DF: A number of things.  It is built on the distribution mindset.  In other words, the managers are rewarded for shifting product rather than for helping customers solve their problems.  There is no focus on the customer and little or no feedback to head office on what customers’ problems really are and how they are changing.

It is important to remember that these problems are complex and are unlikely to be solved just by buying a single physical product.  Channel people are concerned primarily with meeting their employer’s own internal needs.  And that usually means moving product.  And, once a channel pattern is fixed, they tend to set about making it more efficient, rather than making it right. 

MH: So that destroys the customer experience?

DF: Hmm, I would say that these people are unaware of the customer.  They have no clear idea of how their products are really put into solutions that meet the needs of end-customers.  They are very good at doing things in the right way – stripping out costs – and not very good at doing the right thing. The right thing is to understand what customers want and how the supplier fits into that delivery process.  Very often, the more we try to be efficient and cut costs, the less able we are to do the right thing.

MH: And you think we should start with that customer perspective?

DF: Yes, and when you start seeing things from a customer’s perspective you see a whole host of different ways of obtaining a solution from within a large network.  For example, if you have a data-handling problem, you could solve this with hardware, with software, or by getting someone else to process it for you on a temporary or permanent basis.  The customer just doesn’t see your channel – they aren’t interested in your channel, they are interested only in a solution, and this can come from lots of different places and take many forms and involve input from lots of companies. 
 

“Channel people are concerned primarily with meeting their employer’s own internal needs.”

MH: Why?

DF: Well, most channels people see themselves as suppliers and see a series of pipes or channels going from manufacturers to passive end-users, where the product is delivered.

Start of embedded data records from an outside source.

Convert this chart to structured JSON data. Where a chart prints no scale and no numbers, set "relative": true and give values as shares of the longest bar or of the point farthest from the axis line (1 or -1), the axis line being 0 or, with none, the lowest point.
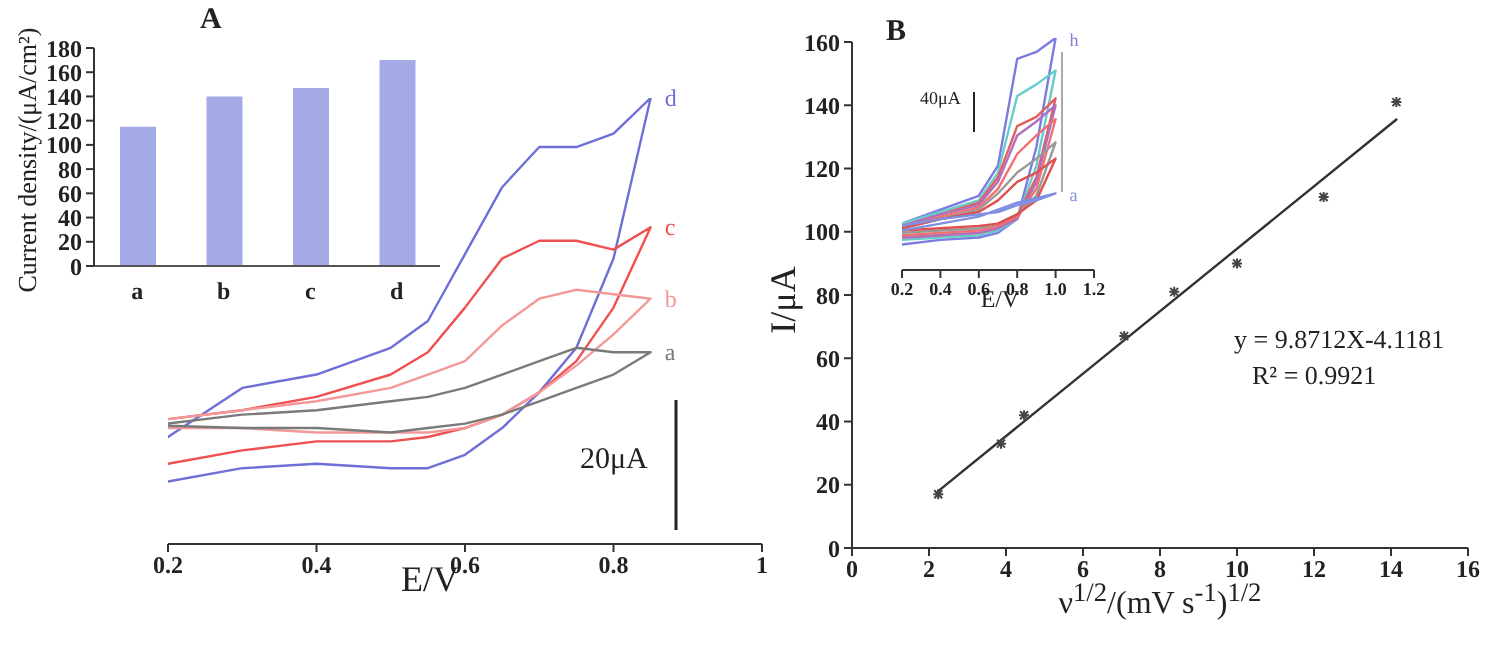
{
  "chart_data": [
    {
      "type": "bar",
      "title": "A",
      "ylabel": "Current density/(μA/cm²)",
      "categories": [
        "a",
        "b",
        "c",
        "d"
      ],
      "values": [
        115,
        140,
        147,
        170
      ],
      "color": "#a3aae6",
      "ylim": [
        0,
        180
      ],
      "yticks": [
        0,
        20,
        40,
        60,
        80,
        100,
        120,
        140,
        160,
        180
      ]
    },
    {
      "type": "line",
      "relative": true,
      "xlabel": "E/V",
      "xlim": [
        0.2,
        1
      ],
      "xticks": [
        0.2,
        0.4,
        0.6,
        0.8,
        1
      ],
      "x": [
        0.2,
        0.3,
        0.4,
        0.5,
        0.55,
        0.6,
        0.65,
        0.7,
        0.75,
        0.8,
        0.85,
        0.8,
        0.75,
        0.7,
        0.65,
        0.6,
        0.55,
        0.5,
        0.4,
        0.3,
        0.2
      ],
      "annotations": [
        "20μA"
      ],
      "series": [
        {
          "name": "a",
          "color": "#7a7a7a",
          "values": [
            0.27,
            0.29,
            0.3,
            0.32,
            0.33,
            0.35,
            0.38,
            0.41,
            0.44,
            0.43,
            0.43,
            0.38,
            0.35,
            0.32,
            0.29,
            0.27,
            0.26,
            0.25,
            0.26,
            0.26,
            0.265
          ]
        },
        {
          "name": "b",
          "color": "#f29a9a",
          "values": [
            0.28,
            0.3,
            0.32,
            0.35,
            0.38,
            0.41,
            0.49,
            0.55,
            0.57,
            0.56,
            0.55,
            0.47,
            0.4,
            0.34,
            0.29,
            0.26,
            0.25,
            0.25,
            0.25,
            0.26,
            0.26
          ]
        },
        {
          "name": "c",
          "color": "#f05050",
          "values": [
            0.28,
            0.3,
            0.33,
            0.38,
            0.43,
            0.53,
            0.64,
            0.68,
            0.68,
            0.66,
            0.71,
            0.53,
            0.41,
            0.34,
            0.29,
            0.26,
            0.24,
            0.23,
            0.23,
            0.21,
            0.18
          ]
        },
        {
          "name": "d",
          "color": "#6f6fd8",
          "values": [
            0.24,
            0.35,
            0.38,
            0.44,
            0.5,
            0.65,
            0.8,
            0.89,
            0.89,
            0.92,
            1,
            0.64,
            0.44,
            0.34,
            0.26,
            0.2,
            0.17,
            0.17,
            0.18,
            0.17,
            0.14
          ]
        }
      ]
    },
    {
      "type": "scatter",
      "title": "B",
      "xlabel": "ν$^{1/2}$/(mV s$^{-1}$)$^{1/2}$",
      "ylabel": "I/μA",
      "xlim": [
        0,
        16
      ],
      "xticks": [
        0,
        2,
        4,
        6,
        8,
        10,
        12,
        14,
        16
      ],
      "ylim": [
        0,
        160
      ],
      "yticks": [
        0,
        20,
        40,
        60,
        80,
        100,
        120,
        140,
        160
      ],
      "marker": "cross",
      "annotations": [
        "y = 9.8712X-4.1181",
        "R² = 0.9921"
      ],
      "series": [
        {
          "color": "#444444",
          "x": [
            2.24,
            3.87,
            4.47,
            7.07,
            8.37,
            10,
            12.25,
            14.14
          ],
          "values": [
            17,
            33,
            42,
            67,
            81,
            90,
            111,
            141
          ]
        },
        {
          "type": "line",
          "marker": "none",
          "color": "#333333",
          "x": [
            2.24,
            14.14
          ],
          "values": [
            18,
            135.5
          ]
        }
      ]
    },
    {
      "type": "line",
      "relative": true,
      "xlabel": "E/V",
      "xlim": [
        0.2,
        1.2
      ],
      "xticks": [
        0.2,
        0.4,
        0.6,
        0.8,
        {
          "value": 1,
          "label": "1.0"
        },
        1.2
      ],
      "x": [
        0.2,
        0.4,
        0.6,
        0.7,
        0.8,
        0.9,
        1,
        0.9,
        0.8,
        0.7,
        0.6,
        0.4,
        0.2
      ],
      "annotations": [
        "40μA"
      ],
      "series": [
        {
          "name": "a",
          "color": "#8090e0",
          "values": [
            0.17,
            0.2,
            0.23,
            0.26,
            0.29,
            0.31,
            0.33,
            0.3,
            0.28,
            0.25,
            0.24,
            0.22,
            0.19
          ]
        },
        {
          "color": "#e05050",
          "values": [
            0.18,
            0.22,
            0.25,
            0.3,
            0.38,
            0.42,
            0.48,
            0.3,
            0.24,
            0.2,
            0.19,
            0.18,
            0.17
          ]
        },
        {
          "color": "#999999",
          "values": [
            0.18,
            0.22,
            0.26,
            0.33,
            0.42,
            0.48,
            0.55,
            0.32,
            0.24,
            0.2,
            0.18,
            0.17,
            0.16
          ]
        },
        {
          "color": "#f07070",
          "values": [
            0.18,
            0.23,
            0.27,
            0.35,
            0.5,
            0.58,
            0.65,
            0.35,
            0.23,
            0.19,
            0.17,
            0.16,
            0.15
          ]
        },
        {
          "color": "#b070c0",
          "values": [
            0.19,
            0.24,
            0.28,
            0.38,
            0.58,
            0.64,
            0.71,
            0.38,
            0.22,
            0.18,
            0.16,
            0.15,
            0.14
          ]
        },
        {
          "color": "#e06060",
          "values": [
            0.19,
            0.24,
            0.29,
            0.4,
            0.62,
            0.66,
            0.74,
            0.4,
            0.23,
            0.18,
            0.16,
            0.15,
            0.14
          ]
        },
        {
          "color": "#66cccc",
          "values": [
            0.2,
            0.25,
            0.3,
            0.42,
            0.75,
            0.8,
            0.86,
            0.45,
            0.22,
            0.17,
            0.15,
            0.14,
            0.13
          ]
        },
        {
          "name": "h",
          "color": "#7b7be0",
          "values": [
            0.2,
            0.26,
            0.32,
            0.45,
            0.91,
            0.94,
            1,
            0.53,
            0.22,
            0.16,
            0.14,
            0.13,
            0.11
          ]
        }
      ]
    }
  ]
}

In fact, I would argue that the whole idea of a manufacturer is suspect.  Take Nike.  Is it a manufacturer?  It doesn’t make anything itself!  Equally, many distributors specify products and develop solutions.  And customers, particularly business customers, are far from passive – they actively seek out solutions and often have a strong input into the development and they have to work on what they buy to turn it into a solution.  Also, most suppliers are unaware of the real technology and the processes that go on at intermediary level.  A network view also makes us see how a company’s offering is transformed through the network in order to be a useful solution.